Acórdão foi assinado pelo desembargador Amaro Thomé (foto), do Tribunal de Justiça de São Paulo

O desembargador Amaro Thomé, do Tribunal de Justiça de São Paulo, reduziu de 25 anos para 20 anos a condenação de E.D. m morador de São José do Rio Preto, por estupro de vulnerável.
“Ante o exposto, rejeito as preliminares, e dou parcial provimento ao recurso, somente para reduzir a pena imposta ao réu para 20 anos de reclusão, em regime inicial fechado”.
O réu foi denunciado porque, em diversas ocasiões, em horários não determinados, no período entre fevereiro e março de 2012, no interior da residência localizada no bairro Vetorazzo, na cidade de São José do Rio Preto, praticou atos libidinosos com uma criança à época com 9 anos de idade, filha de sua companheira. A materialidade delitiva restou comprovada pelos seguintes elementos de prova: boletim de ocorrência , relatório de avaliação psicológica , assim como pela prova oral amealhada aos autos A versão exculpatória apresentada pelo acusado restou infirmada pelo restante dos elementos de prova amealhados aos autos.
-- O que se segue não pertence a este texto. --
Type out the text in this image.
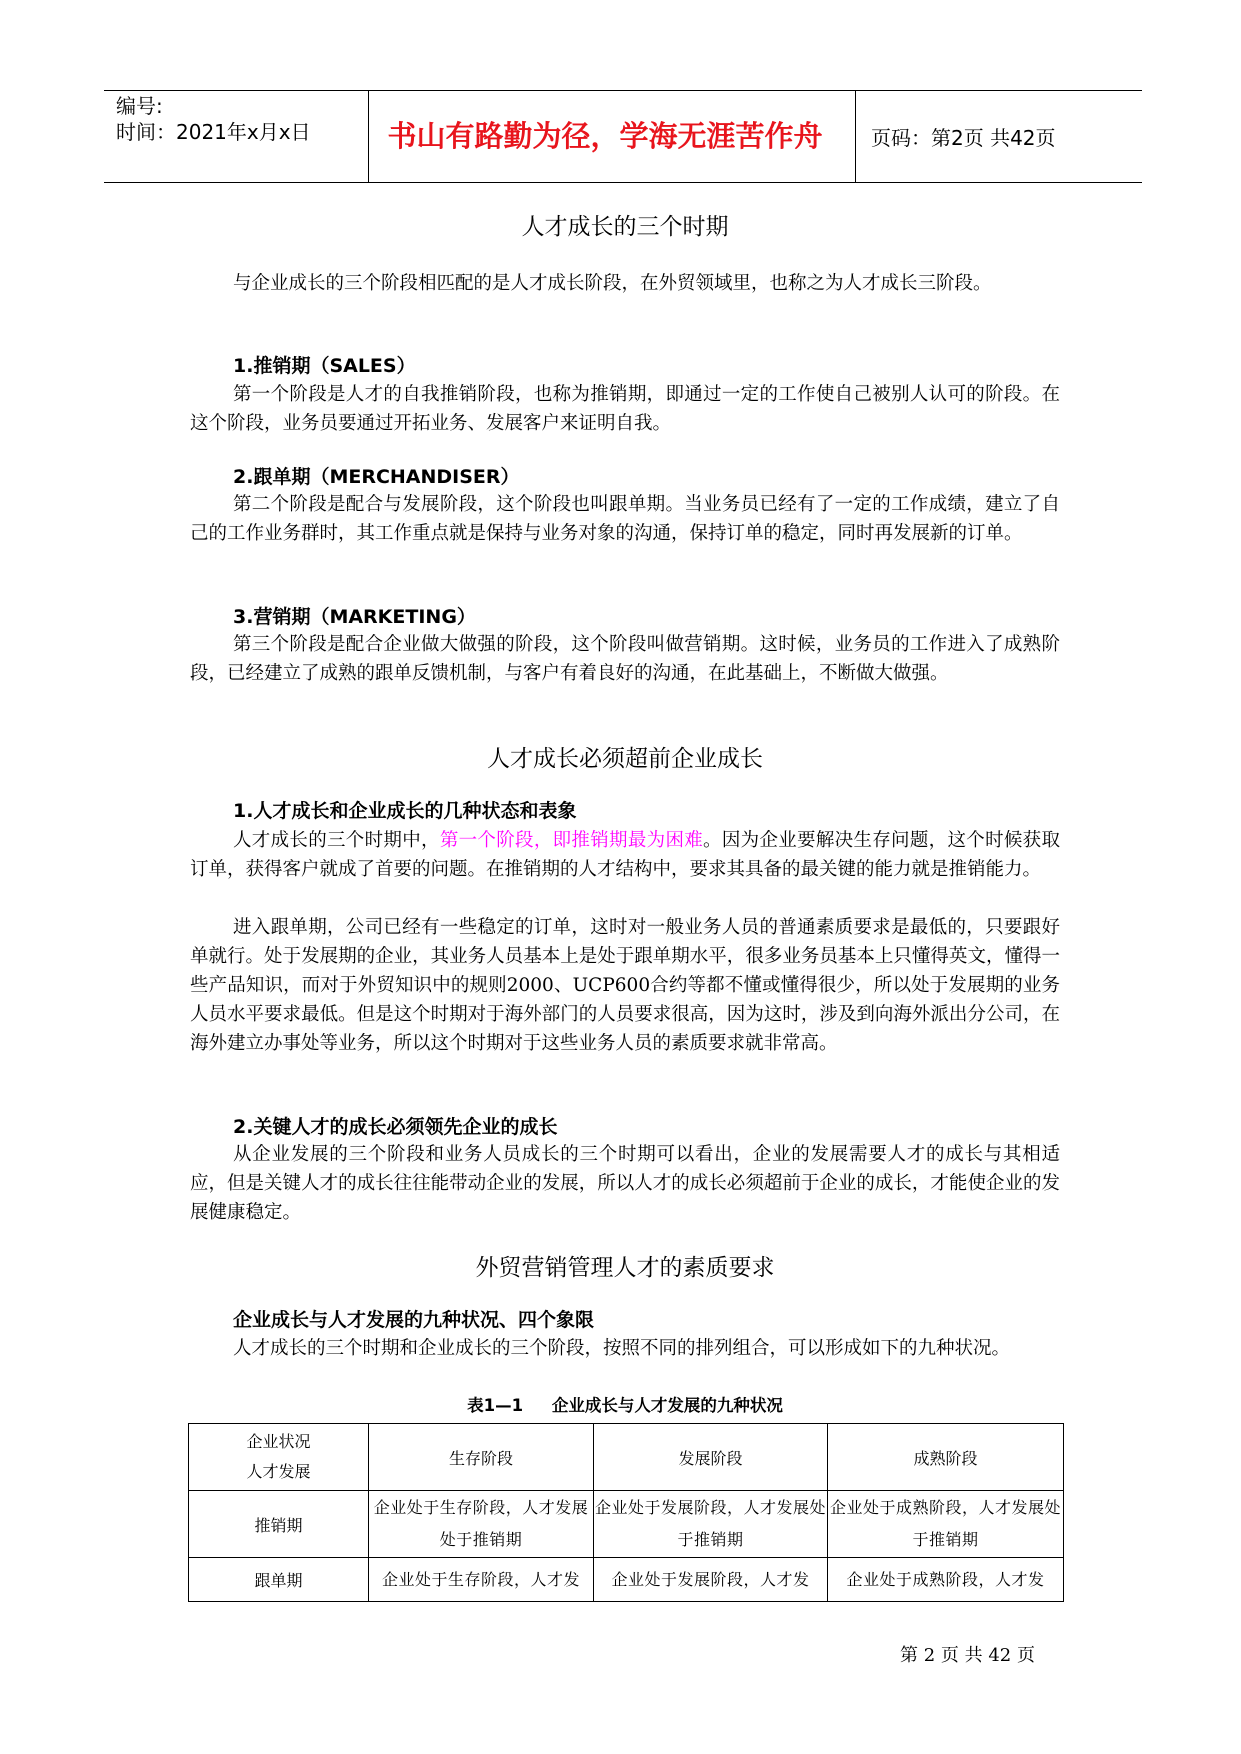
编号:
时间：2021年x月x日	书山有路勤为径，学海无涯苦作舟	页码：第2页 共42页
人才成长的三个时期

与企业成长的三个阶段相匹配的是人才成长阶段，在外贸领域里，也称之为人才成长三阶段。

1.推销期（SALES）

第一个阶段是人才的自我推销阶段，也称为推销期，即通过一定的工作使自己被别人认可的阶段。在这个阶段，业务员要通过开拓业务、发展客户来证明自我。

2.跟单期（MERCHANDISER）

第二个阶段是配合与发展阶段，这个阶段也叫跟单期。当业务员已经有了一定的工作成绩，建立了自己的工作业务群时，其工作重点就是保持与业务对象的沟通，保持订单的稳定，同时再发展新的订单。

3.营销期（MARKETING）

第三个阶段是配合企业做大做强的阶段，这个阶段叫做营销期。这时候，业务员的工作进入了成熟阶段，已经建立了成熟的跟单反馈机制，与客户有着良好的沟通，在此基础上，不断做大做强。

人才成长必须超前企业成长
1.人才成长和企业成长的几种状态和表象

人才成长的三个时期中，第一个阶段，即推销期最为困难。因为企业要解决生存问题，这个时候获取订单，获得客户就成了首要的问题。在推销期的人才结构中，要求其具备的最关键的能力就是推销能力。

进入跟单期，公司已经有一些稳定的订单，这时对一般业务人员的普通素质要求是最低的，只要跟好单就行。处于发展期的企业，其业务人员基本上是处于跟单期水平，很多业务员基本上只懂得英文，懂得一些产品知识，而对于外贸知识中的规则2000、UCP600合约等都不懂或懂得很少，所以处于发展期的业务人员水平要求最低。但是这个时期对于海外部门的人员要求很高，因为这时，涉及到向海外派出分公司，在海外建立办事处等业务，所以这个时期对于这些业务人员的素质要求就非常高。

2.关键人才的成长必须领先企业的成长

从企业发展的三个阶段和业务人员成长的三个时期可以看出，企业的发展需要人才的成长与其相适应，但是关键人才的成长往往能带动企业的发展，所以人才的成长必须超前于企业的成长，才能使企业的发展健康稳定。

外贸营销管理人才的素质要求
企业成长与人才发展的九种状况、四个象限

人才成长的三个时期和企业成长的三个阶段，按照不同的排列组合，可以形成如下的九种状况。

表1—1     企业成长与人才发展的九种状况
企业状况
人才发展	生存阶段	发展阶段	成熟阶段
推销期	企业处于生存阶段，人才发展处于推销期	企业处于发展阶段，人才发展处于推销期	企业处于成熟阶段，人才发展处于推销期
跟单期	企业处于生存阶段，人才发	企业处于发展阶段，人才发	企业处于成熟阶段，人才发
第 2 页 共 42 页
A ofendida declarou que, quando sua mãe saía de casa, o réu passava a mão em sua vagina e em seus seios. Em algumas oportunidades, em período que se estendeu por aproximadamente um ano, o acusado a fazia colocar a mão no pênis dele, e em algumas vezes, do pênis dele escorria um líquido.” Os relatos são extensos, foram transcritos pela sentença , consistindo, em resumo, nos toques feitos pelo apelante no corpo da vítima nos momentos em que ficava a sós com ela em casa, seja quando a mãe se ausentava para o trabalho, para compras, ou mesmo quando estava dormindo. Em algumas vezes, a vítima solicitava que a mãe lhe fizesse companhia para dormir, e o apelante logo se apressava em se apresentar para fazer-lhe companhia. Tentava fazer a mãe entender que não queria, mas ela não entendia, e o apelante se deitava com ela. Ato contínuo, quando ele percebia que a mãe estava dormindo, passava a passar as mãos em suas nádegas, vagina e pegava em sua mão e a colocava no pênis dele, até ficar rígido e, em vezes, soltar líquido. O conjunto da prova oral acima descrita comprova, com segurança, que o acusado praticou atos libidinosos com a ofendida quando ela tinha menos de 14 anos de idade”, escreveu o desembargador.